Endoscopic treatment has high local recurrence rates, and, in some cases, progression of the disease leads to a later RNU. Nevertheless, it may take years for progression to occur, and endoscopic treatment can save patients from long-term suffering with CKD [6, 30]. Increased rates of bladder recurrence after diagnostic URS have also been reported, and a single dose of intravesical mitomycin postoperatively has been discussed. Notably, a systematic review and meta-analysis conducted by the EAU guidelines panel [59] showed that there are a number of predictors of intravesical recurrence, which are patient specific, tumour specific, and treatment specific, but not necessarily linked to preoperative diagnostic URS. Hence, post-URS mitomycin instillation is still a matter of debate.

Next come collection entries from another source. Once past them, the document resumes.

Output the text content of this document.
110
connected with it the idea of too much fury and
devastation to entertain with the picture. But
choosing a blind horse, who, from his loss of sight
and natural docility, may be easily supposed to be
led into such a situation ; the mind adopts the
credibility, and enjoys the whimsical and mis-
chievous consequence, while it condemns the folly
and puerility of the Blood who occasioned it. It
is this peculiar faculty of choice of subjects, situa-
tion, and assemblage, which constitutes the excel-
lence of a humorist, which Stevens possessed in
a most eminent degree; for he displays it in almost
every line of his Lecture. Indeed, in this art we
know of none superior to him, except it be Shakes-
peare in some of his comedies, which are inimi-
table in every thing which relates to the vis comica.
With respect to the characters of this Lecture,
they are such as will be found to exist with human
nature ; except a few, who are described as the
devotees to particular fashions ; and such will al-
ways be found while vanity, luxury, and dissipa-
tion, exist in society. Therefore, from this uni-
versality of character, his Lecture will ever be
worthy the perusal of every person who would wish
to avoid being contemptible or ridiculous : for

The overall goal of risk stratification is to select the best option for long-term health. That process entails two tasks: the first is to make an accurate diagnosis, and the second is to determine the best personalized treatment that will lead to a tumour-free status. If KSS is chosen, close follow-up with repeated URS and CTU is necessary, possibly for the rest of the patients’ lives. Endoscopic management requires ‘buy-in’, in other words commitment to long-term surveillance to detect and treat any recurrence. On the other hand, radical treatment can lead to CKD. Clearly, the patients must be well informed about the advantages and adverse effects of both radical treatment and KSS.

Conclusion

Risk stratification in UTUC is feasible and should be done in all cases of diagnosed UTUC. The prognostic markers used in clinical practice are based primarily on the results of retrospective and small studies. To date, the strongest preoperative prognostic markers are tumour grade and indirect signs of invasiveness and the best way to ascertain these preoperatively is URS with in situ samples for cytology and histopathology. Investigations of new prognostic markers are ongoing, and, hopefully, in the future, diagnostic genomic profiling will aid treatment decisions and personalized therapeutic approach. KSS seems to have advantages over RNU for the treatment of low-grade non-invasive tumours but there is a need for prospective long-term follow-up studies to confirm this. Moreover, KSS requires multiple follow-up procedures, which many patients prefer to avoid and, therefore, we need to develop refined models for risk stratification and for follow-up.